In politics, business and personal life, people usually judge intent not just by outcomes, but by how something is explained. The budget changes have been very poorly explained.
The communication problem becomes bigger when the people affected already feel unseen and not valued.
That is why the language matters. In politics, poor communication is rarely just a technical failure. It signals priorities and assumptions.
That is particularly dangerous economically because entrepreneurship is partly psychological. People start businesses because they believe in themselves and that effort will matter and be rewarded, they understand they are taking a risk but it will pay off if they are smart enough and work hard, they believe society values initiative. But once people start believing the system and/or the government sees them as mugs rather than builders, fewer people take the leap.

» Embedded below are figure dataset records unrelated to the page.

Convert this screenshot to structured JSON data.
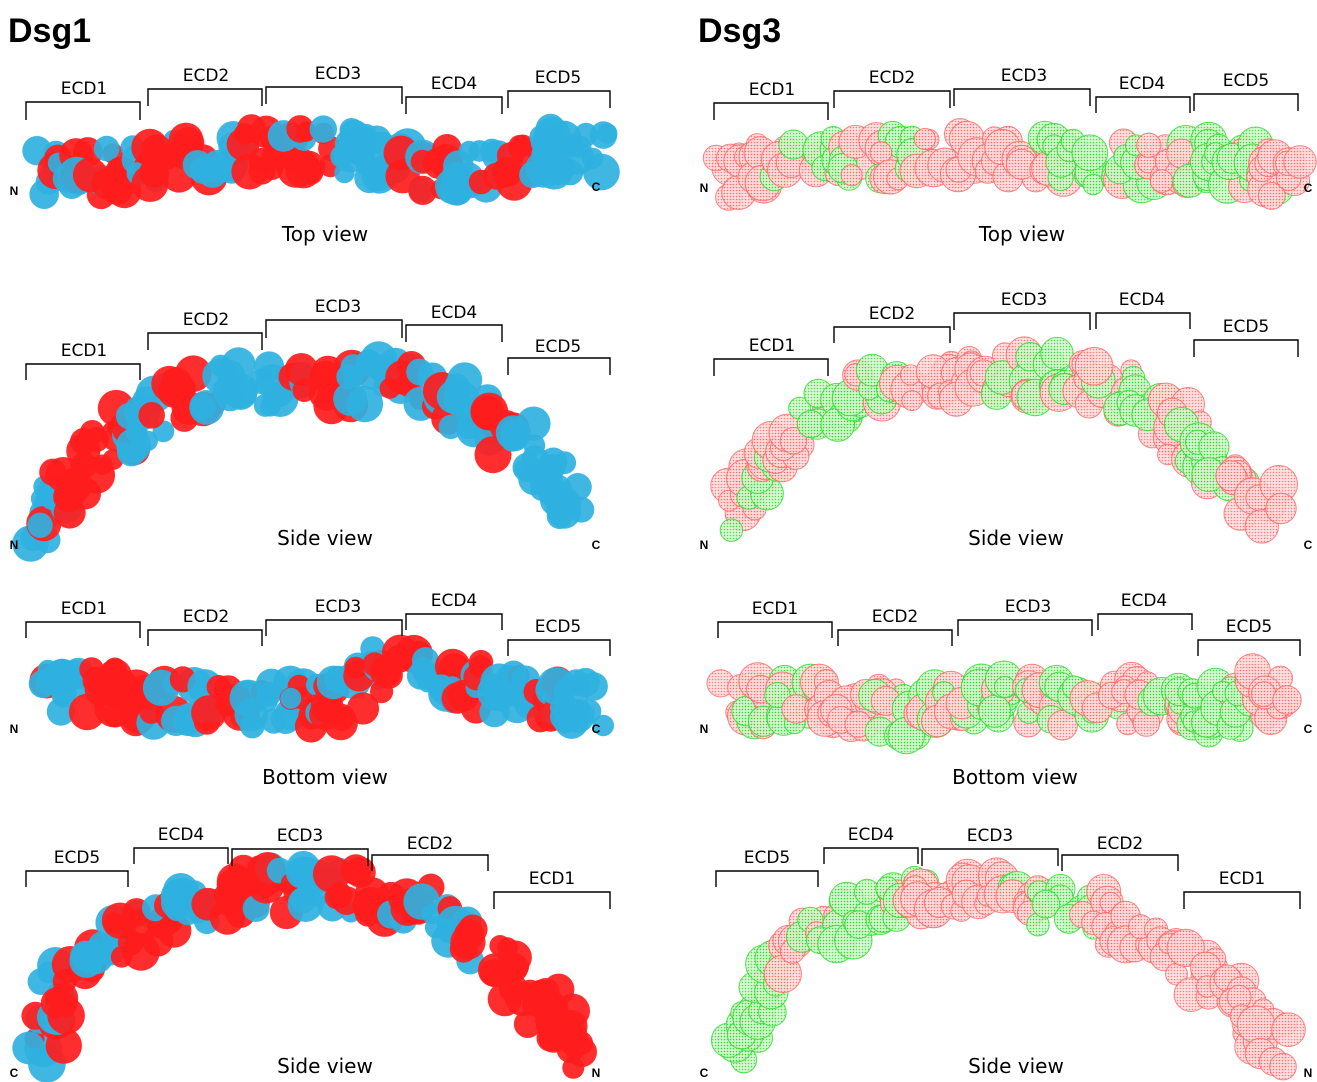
{
  "colors": {
    "dsg1_a": "#ff1c1c",
    "dsg1_b": "#2fb1e0",
    "dsg3_a": "#ff6a6a",
    "dsg3_b": "#33dd33",
    "dsg3_a_fill": "#ffd2d2",
    "dsg3_b_fill": "#c6f6c0"
  },
  "panels": [
    {
      "title": "Dsg1",
      "style": "solid",
      "views": [
        {
          "label": "Top view",
          "left_terminus": "N",
          "right_terminus": "C",
          "domains": [
            "ECD1",
            "ECD2",
            "ECD3",
            "ECD4",
            "ECD5"
          ],
          "pattern": [
            "b",
            "a",
            "b",
            "a",
            "b",
            "a",
            "a",
            "b",
            "b",
            "a",
            "b",
            "a",
            "b",
            "b"
          ]
        },
        {
          "label": "Side view",
          "left_terminus": "N",
          "right_terminus": "C",
          "domains": [
            "ECD1",
            "ECD2",
            "ECD3",
            "ECD4",
            "ECD5"
          ],
          "pattern": [
            "b",
            "a",
            "a",
            "b",
            "a",
            "b",
            "b",
            "a",
            "b",
            "a",
            "b",
            "a",
            "b",
            "b"
          ]
        },
        {
          "label": "Bottom view",
          "left_terminus": "N",
          "right_terminus": "C",
          "domains": [
            "ECD1",
            "ECD2",
            "ECD3",
            "ECD4",
            "ECD5"
          ],
          "pattern": [
            "b",
            "a",
            "a",
            "b",
            "a",
            "b",
            "a",
            "b",
            "a",
            "b",
            "a",
            "b",
            "a",
            "b"
          ]
        },
        {
          "label": "Side view",
          "left_terminus": "C",
          "right_terminus": "N",
          "domains": [
            "ECD5",
            "ECD4",
            "ECD3",
            "ECD2",
            "ECD1"
          ],
          "pattern": [
            "b",
            "a",
            "b",
            "a",
            "b",
            "a",
            "a",
            "b",
            "a",
            "a",
            "b",
            "a",
            "a",
            "a"
          ]
        }
      ]
    },
    {
      "title": "Dsg3",
      "style": "dotted",
      "views": [
        {
          "label": "Top view",
          "left_terminus": "N",
          "right_terminus": "C",
          "domains": [
            "ECD1",
            "ECD2",
            "ECD3",
            "ECD4",
            "ECD5"
          ],
          "pattern": [
            "a",
            "a",
            "b",
            "a",
            "b",
            "a",
            "a",
            "a",
            "b",
            "b",
            "a",
            "b",
            "b",
            "a"
          ]
        },
        {
          "label": "Side view",
          "left_terminus": "N",
          "right_terminus": "C",
          "domains": [
            "ECD1",
            "ECD2",
            "ECD3",
            "ECD4",
            "ECD5"
          ],
          "pattern": [
            "a",
            "b",
            "a",
            "b",
            "b",
            "a",
            "a",
            "a",
            "b",
            "a",
            "b",
            "a",
            "b",
            "a"
          ]
        },
        {
          "label": "Bottom view",
          "left_terminus": "N",
          "right_terminus": "C",
          "domains": [
            "ECD1",
            "ECD2",
            "ECD3",
            "ECD4",
            "ECD5"
          ],
          "pattern": [
            "a",
            "b",
            "a",
            "a",
            "b",
            "a",
            "b",
            "a",
            "b",
            "a",
            "a",
            "b",
            "b",
            "a"
          ]
        },
        {
          "label": "Side view",
          "left_terminus": "C",
          "right_terminus": "N",
          "domains": [
            "ECD5",
            "ECD4",
            "ECD3",
            "ECD2",
            "ECD1"
          ],
          "pattern": [
            "b",
            "b",
            "a",
            "b",
            "b",
            "a",
            "a",
            "a",
            "b",
            "a",
            "a",
            "a",
            "a",
            "a"
          ]
        }
      ]
    }
  ]
}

That is why I find myself harking back to the old Hawke-Keating reform era. Leaders like Bob Hawke, Paul Keating and John Button often delivered hard economic reforms, but they usually framed business people, unions and workers as participants in national building not as adversaries or loophole seekers.
People can tolerate difficult policy well explained more readily than they can tolerate feeling dismissed as dodgy and privileged. Bring back Bruce Billson.